Power supply for electric car charging. Electric cars charging station. Power supply plugged into an electric car being charged.
Last year was a very good year for car production and sales in Canada. Analysts believe the momentum will continue this year, but for how much longer after that is anyone’s guess.
Drivers are keeping their cars longer, and other countries are competing more aggressively to take over Canadian production.
In fact, 2012 was the second best year on record for car sales, with 1.47 million “light vehicles” being bought across the country. This compares to the best year ever, a decade earlier in 2002, when 1.7 million cars were sold in Canada, but some of those were purchased by Americans taking advantage of our then-cheap loonie. We’re not cheap for Americans any more.
The surge in sales is thanks to a new confidence among consumers who delayed replacing their cars, but those drivers can no longer be counted on to buy a new vehicle every three or four years. While prices haven’t really changed, cash-challenged Canadians are now signing on for much longer financing terms to keep their payments affordable.
Five years ago, 14 per cent of buyers who financed their cars did so over 72 months or longer; now 58 per cent of car loans are locked in to that six-year-plus time period — and almost two out of three Canadian buyers finance their car purchase. Another 18 per cent lease, while 21 per cent pay cash.
“People are making payments over a six-or seven-year time horizon, and the ability to get those people back in to contemplate a new vehicle before that time is not impossible, but it’s definitely tougher,” says Darren Slind, an analyst with J.D. Power and Associates in Toronto.
The average age of a Canadian vehicle being traded in is now 6.3 years old, he says.
“If you think about the heated days of leasing, the one great advantage of it was that every 24 to 36 to 48 months you’d have that customer back in your store and at least you were having a conversation. It’s a more difficult challenge now to bring them back in to show them what’s new.”
And there’s plenty that’s new. Every manufacturer has new models this year and some have four or five in the pipe. Nissan is introducing a new model somewhere in the world every six weeks for the next three years.
In Europe, production and sales have slowed as the continent fights a continuing recession, but the German luxury cars built there are unlikely to flood the market here, says Slind.
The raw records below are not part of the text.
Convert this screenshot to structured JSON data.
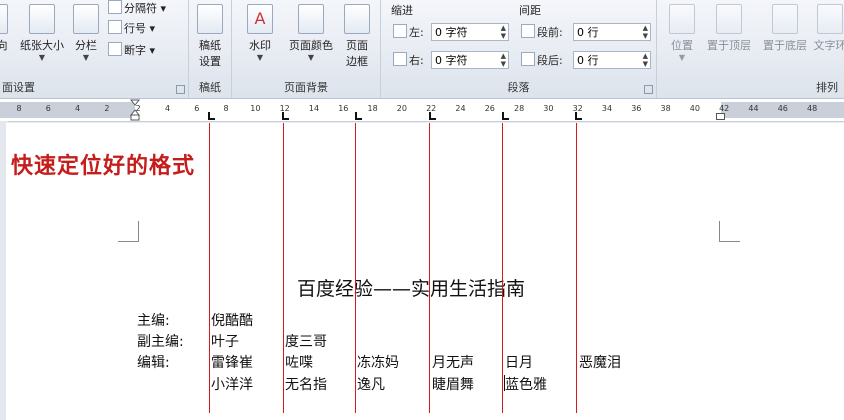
{
  "ribbon": {
    "groups": {
      "page_setup": {
        "label": "面设置",
        "btn_partial": "向",
        "size": "纸张大小",
        "columns": "分栏",
        "breaks": "分隔符",
        "line_numbers": "行号",
        "hyphenation": "断字"
      },
      "manuscript": {
        "label": "稿纸",
        "btn": "稿纸\n设置"
      },
      "page_background": {
        "label": "页面背景",
        "watermark": "水印",
        "page_color": "页面颜色",
        "page_border": "页面\n边框"
      },
      "paragraph": {
        "label": "段落",
        "indent_title": "缩进",
        "spacing_title": "间距",
        "left_label": "左:",
        "right_label": "右:",
        "before_label": "段前:",
        "after_label": "段后:",
        "left_value": "0 字符",
        "right_value": "0 字符",
        "before_value": "0 行",
        "after_value": "0 行"
      },
      "arrange": {
        "label": "排列",
        "position": "位置",
        "bring_front": "置于顶层",
        "send_back": "置于底层",
        "wrap": "文字环"
      }
    }
  },
  "ruler": {
    "ticks": [
      "8",
      "6",
      "4",
      "2",
      "2",
      "4",
      "6",
      "8",
      "10",
      "12",
      "14",
      "16",
      "18",
      "20",
      "22",
      "24",
      "26",
      "28",
      "30",
      "32",
      "34",
      "36",
      "38",
      "40",
      "42",
      "44",
      "46",
      "48"
    ]
  },
  "document": {
    "annotation": "快速定位好的格式",
    "title": "百度经验——实用生活指南",
    "rows": [
      {
        "label": "主编:",
        "cells": [
          "倪酷酷"
        ]
      },
      {
        "label": "副主编:",
        "cells": [
          "叶子",
          "度三哥"
        ]
      },
      {
        "label": "编辑:",
        "cells": [
          "雷锋崔",
          "咗喋",
          "冻冻妈",
          "月无声",
          "日月",
          "恶魔泪"
        ]
      },
      {
        "label": "",
        "cells": [
          "小洋洋",
          "无名指",
          "逸凡",
          "睫眉舞",
          "蓝色雅"
        ]
      }
    ]
  },
  "colors": {
    "guide_line": "#d31b1b",
    "annotation": "#c51c1c"
  }
}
There are still plenty of other, emerging markets eager for premium cars that will be targeted before Canada, such as the now-wealthy BRIC nations of Brazil, Russia, India and China.
Here in Ontario though, and across North America, auto plants are running at capacity as sales increase, but makers are loath to make the needed investment in time and capital to build new facilities here. They are, however, adding to what they already have.
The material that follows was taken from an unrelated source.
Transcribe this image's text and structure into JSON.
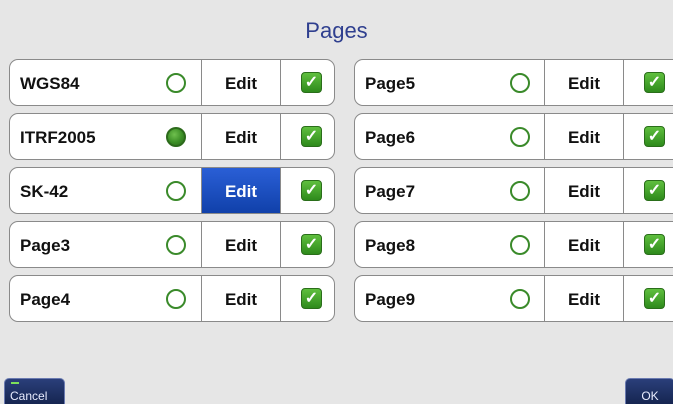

“The Japanese seem to be investing,” says Josh Bailey, vice-president of research for Canadian Black Book. “Toyota just announced they’re adding more jobs at the RAV4 factory in Cambridge. Honda finished an engine factory in Alliston, which is their third production line in Ontario.
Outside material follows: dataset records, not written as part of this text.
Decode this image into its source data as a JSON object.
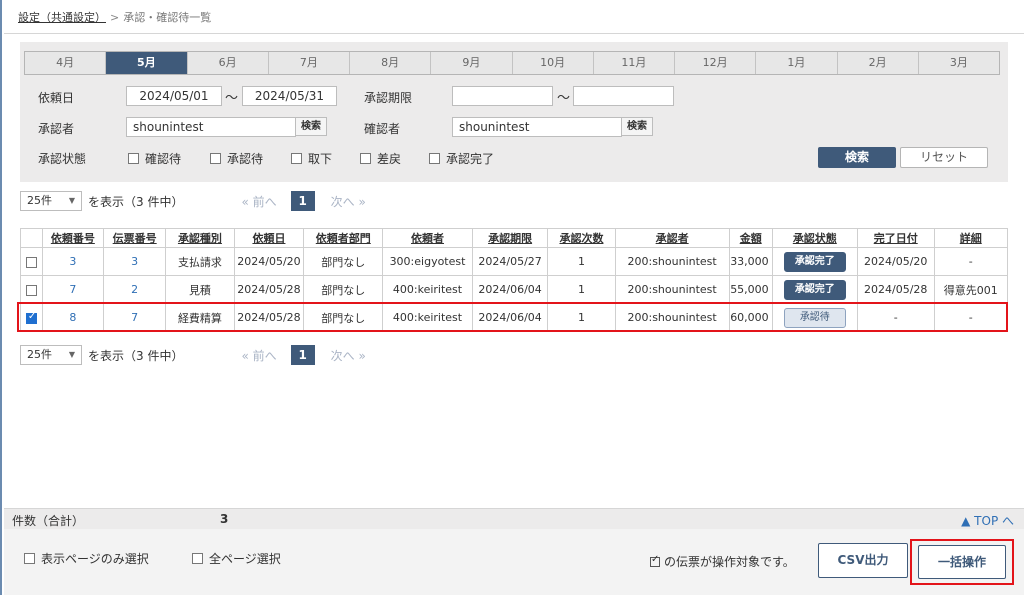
{
  "breadcrumb": {
    "parent": "設定（共通設定）",
    "separator": ">",
    "current": "承認・確認待一覧"
  },
  "months": [
    "4月",
    "5月",
    "6月",
    "7月",
    "8月",
    "9月",
    "10月",
    "11月",
    "12月",
    "1月",
    "2月",
    "3月"
  ],
  "active_month": "5月",
  "filters": {
    "request_date_label": "依頼日",
    "request_date_from": "2024/05/01",
    "request_date_to": "2024/05/31",
    "tilde": "〜",
    "deadline_label": "承認期限",
    "deadline_from": "",
    "deadline_to": "",
    "approver_label": "承認者",
    "approver_value": "shounintest",
    "confirmer_label": "確認者",
    "confirmer_value": "shounintest",
    "lookup_label": "検索",
    "status_label": "承認状態",
    "status_options": [
      "確認待",
      "承認待",
      "取下",
      "差戻",
      "承認完了"
    ],
    "search_button": "検索",
    "reset_button": "リセット"
  },
  "pager": {
    "per_page": "25件",
    "display_text": "を表示（3 件中）",
    "prev": "« 前へ",
    "page": "1",
    "next": "次へ »"
  },
  "table": {
    "headers": [
      "依頼番号",
      "伝票番号",
      "承認種別",
      "依頼日",
      "依頼者部門",
      "依頼者",
      "承認期限",
      "承認次数",
      "承認者",
      "金額",
      "承認状態",
      "完了日付",
      "詳細"
    ],
    "rows": [
      {
        "checked": false,
        "request_no": "3",
        "slip_no": "3",
        "type": "支払請求",
        "date": "2024/05/20",
        "dept": "部門なし",
        "requester": "300:eigyotest",
        "deadline": "2024/05/27",
        "level": "1",
        "approver": "200:shounintest",
        "amount": "33,000",
        "status": "承認完了",
        "completed": "2024/05/20",
        "detail": "-"
      },
      {
        "checked": false,
        "request_no": "7",
        "slip_no": "2",
        "type": "見積",
        "date": "2024/05/28",
        "dept": "部門なし",
        "requester": "400:keiritest",
        "deadline": "2024/06/04",
        "level": "1",
        "approver": "200:shounintest",
        "amount": "55,000",
        "status": "承認完了",
        "completed": "2024/05/28",
        "detail": "得意先001"
      },
      {
        "checked": true,
        "request_no": "8",
        "slip_no": "7",
        "type": "経費精算",
        "date": "2024/05/28",
        "dept": "部門なし",
        "requester": "400:keiritest",
        "deadline": "2024/06/04",
        "level": "1",
        "approver": "200:shounintest",
        "amount": "60,000",
        "status": "承認待",
        "completed": "-",
        "detail": "-"
      }
    ]
  },
  "footer": {
    "count_label": "件数（合計）",
    "count_value": "3",
    "top_link": "▲ TOP へ",
    "select_page_only": "表示ページのみ選択",
    "select_all_pages": "全ページ選択",
    "target_note": "の伝票が操作対象です。",
    "csv_button": "CSV出力",
    "bulk_button": "一括操作"
  },
  "colors": {
    "accent": "#3f5a7a",
    "highlight": "#e3141a",
    "link": "#2f6fb5"
  }
}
“With the new Impala, GM’s spent money to retool and get everything ready (in Oshawa), though that’s the normal course of business when you introduce a new model. I haven’t seen them put a lot of bricks and mortar into Ontario for a little while.”
The new Chevrolet Impala is due to replace the Camaro in a couple of years, when that iconic car moves its production to Michigan. Auto unions are concerned that cheaper labour and revised state legislation that does not require workers to be unionized had conspired to lure the Camaro away, and there’s no guarantee that Canadian jobs will not be lost.
Bailey, however, says he’s not too concerned now for Oshawa’s future, though he remains cautious about his predictions.
“I think that the volume of Impala will more than make up for the volume of Camaro. These are expectations, of course, and expectations can be wrong, so there is a risk there.
“I think it will be a good year for production in Canada,” he continues. “The makers keep saying that they are building cars in a very high-cost environment in Canada, so if they continue to add more capacity in the U.S. there’s definitely a threat that Canadian jobs could move south, but not this year.”
“South” doesn’t necessarily mean the United States.
“We’re seeing considerable investment by the manufacturers in the Mexican production capacity — the list is endless,” says Slind.
“It wasn’t that long ago that Ontario and Mexico were neck and neck, but that flipped around 2009, 2010, when Mexico came out ahead. I would like to believe that the manufacturers who are here are going to continue to invest in their facilities … but it really comes down to economics in the long run, and the cost of production.
“Certainly the momentum is on the side of Mexico at the moment.”